Female students are more likely to get lower scores on physics exams than male counterparts, even though they give identical answers, researchers at a Swiss university found.
Sarah Hofer and a group of researchers from ETH Zurich asked high school physics teachers with limited teaching experience to grade an online written exam question. A total of 780 instructors from Germany, Austria and Switzerland were given a fictional and only partially correct answer to an exam question in the field of classical mechanics.
The only difference — half the instructors were led to believe the student was male and the other half thought the student was female, according to the study published in the International Journal of Science Education.
Researchers noted that while teachers with ten or more years of experience showed no bias, less-experienced teachers graded the students they thought were women with lower scores.

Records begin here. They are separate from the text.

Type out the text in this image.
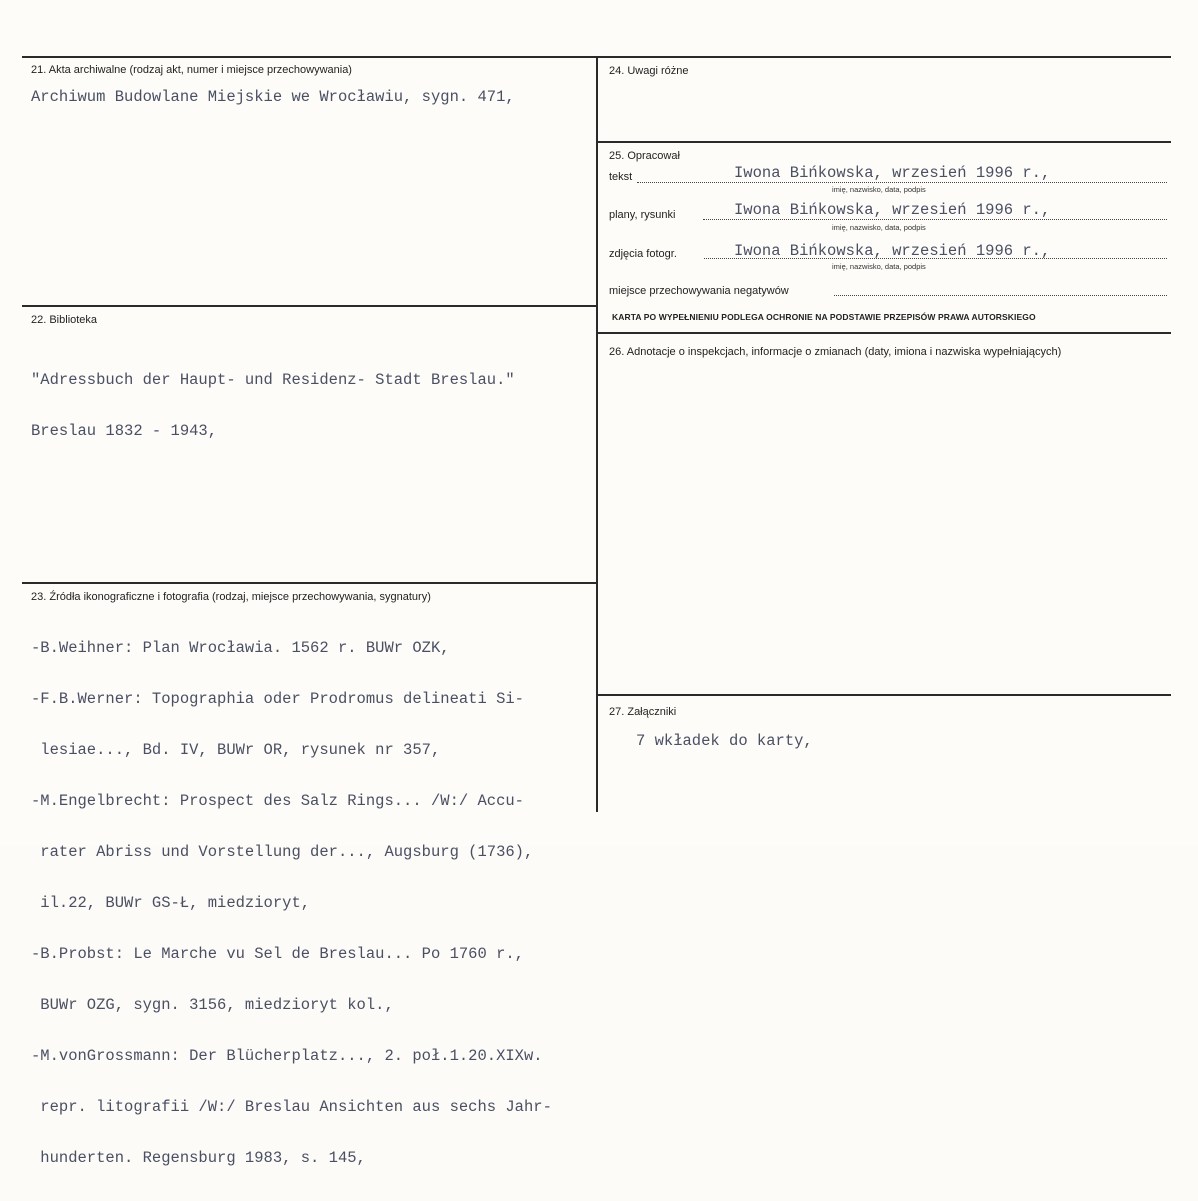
21. Akta archiwalne (rodzaj akt, numer i miejsce przechowywania)
Archiwum Budowlane Miejskie we Wrocławiu, sygn. 471,
22. Biblioteka

"Adressbuch der Haupt- und Residenz- Stadt Breslau."

Breslau 1832 - 1943,

23. Źródła ikonograficzne i fotografia (rodzaj, miejsce przechowywania, sygnatury)

-B.Weihner: Plan Wrocławia. 1562 r. BUWr OZK,

-F.B.Werner: Topographia oder Prodromus delineati Si-

lesiae..., Bd. IV, BUWr OR, rysunek nr 357,

-M.Engelbrecht: Prospect des Salz Rings... /W:/ Accu-

rater Abriss und Vorstellung der..., Augsburg (1736),

il.22, BUWr GS-Ł, miedzioryt,

-B.Probst: Le Marche vu Sel de Breslau... Po 1760 r.,

BUWr OZG, sygn. 3156, miedzioryt kol.,

-M.vonGrossmann: Der Blücherplatz..., 2. poł.1.20.XIXw.

repr. litografii /W:/ Breslau Ansichten aus sechs Jahr-

hunderten. Regensburg 1983, s. 145,

24. Uwagi różne
25. Opracował
tekst	Iwona Bińkowska, wrzesień 1996 r.,
imię, nazwisko, data, podpis
plany, rysunki	Iwona Bińkowska, wrzesień 1996 r.,
imię, nazwisko, data, podpis
zdjęcia fotogr.	Iwona Bińkowska, wrzesień 1996 r.,
imię, nazwisko, data, podpis
miejsce przechowywania negatywów
KARTA PO WYPEŁNIENIU PODLEGA OCHRONIE NA PODSTAWIE PRZEPISÓW PRAWA AUTORSKIEGO
26. Adnotacje o inspekcjach, informacje o zmianach (daty, imiona i nazwiska wypełniających)
27. Załączniki
7 wkładek do karty,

“Teachers with less teaching experience are possibly more guided by the bias that girls are worse in physics than boys when grading,” Hofer said, according to ETH Zurich’s publication.
In Germany, male teachers with less experience were less likely to show bias than their female counterparts — a result the researchers were unable to explain with the data from this experiment.
Elizabeth Stern, professor for Empirical Educational Research, said the difference in grades for the exact same answer is part of a problem in academia with girls entering what are known as STEM fields — science, technology, engineering and mathematics.
“Girls and women cannot count on being rewarded for their effort,” she said. “As a girl, when you already have the feeling in school that you won’t be fairly graded in sciences, then you tend to lose interest in these subjects.”
The researchers said the experiment proves that more focus needs to be placed on training teachers — and suggested teachers should cover the names of students while grading.